Jessica Brister, principal of Park Elementary, said teachers shrugged off the bad labels, focusing instead on the students.
But to the extent the school’s bad label entered the discussion, the school tried to use it as a motivator.
“We challenged them to work to do better,” Brister said.
The state released preliminary school performance scores Thursday to school districts with low-performing public schools.
This annual release is required under federal law so schools in the pool of lowest-ranking schools can give parents a chance to transfer their children to higher-performing schools.
Unlike years past, the state has no plans to highlight these preliminary school performance scores publicly. The Advocate has requested the preliminary results.
The state plans to issue final school performance scores for all Louisiana public schools in October. These scores are largely based on standardized testing given in the spring.
The state has changed its school grading formula this year, including new factors, such as ACT scores for high schools. The new formula also has a new scale, from 0 to 150, with 50 dividing between passing and failure. The previous scale was from 0 to 200 with 75 and up a passing score.
East Baton Rouge Parish has been steadily chipping away at its ranks of lowest performing schools. Last year, 20 were labeled F school. This year, that number has shrunk to 11.
Of those 11, eight were F schools last year and remain so.
The twin Mentorship academy charter schools slipped from Ds to Fs, and one new school, Lee High, earned an F.
Taylor expressed concern over only one of those schools, Claiborne Elementary.
He predicted Claiborne, which has about 800 students, would improve its way out of danger as well in the next year.
Seven of the 10 remaining schools are either alternative schools or charter schools that the school district sponsored.
Two other low-performing schools, Delmont Elementary and Mayfair Middle, were closed in May to avert a possible state takeover and reopened as new schools. The parish school system is struggling with the state over whether these new schools should continue to be judged by those past results.
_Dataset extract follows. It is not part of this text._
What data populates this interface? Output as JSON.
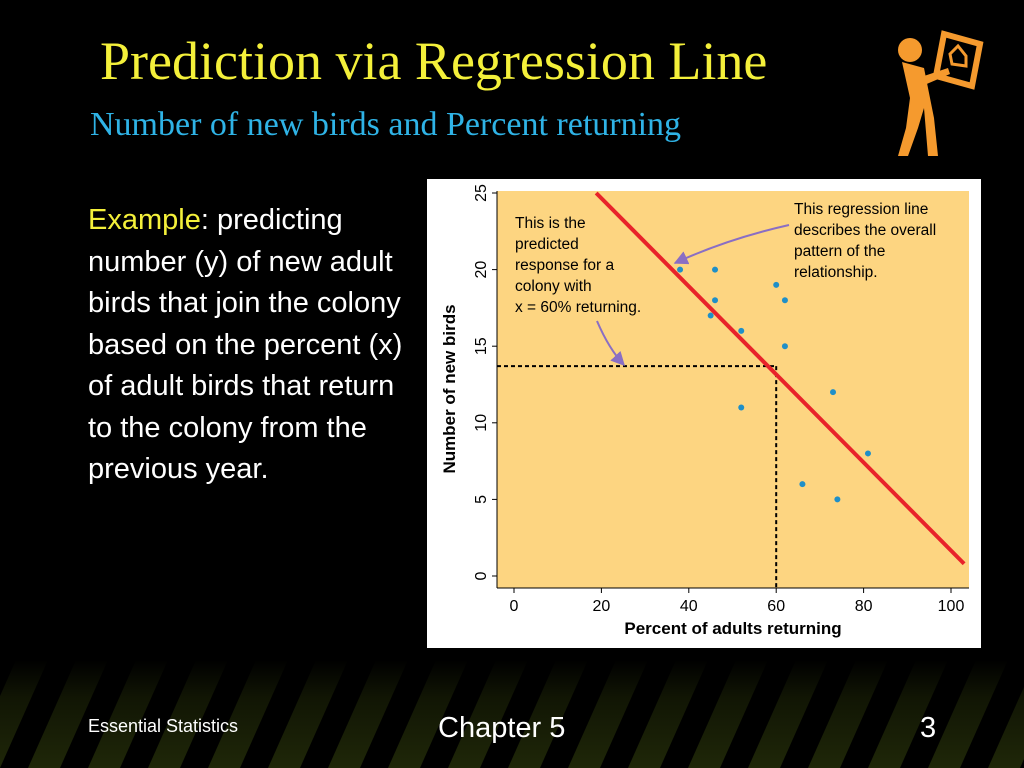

Finally, Lee High, has just one year of data and the school was judged strictly on standardized test scores from ninth- and 10th-graders. Lee lacks other data to feed into the school grading formula, including graduations rates.
That’s also true of the three relatively young charter schools, the Career Academy and the Mentorship academies, that haven’t yet had graduating classes.
Carnell Washington, president of the East Baton Rouge Parish Federation of Teachers and a former teacher and coach, said student success breeds more success.
“You can’t stop them once they know they can do stuff,” he said. “It’s like a faucet. Turn it on.”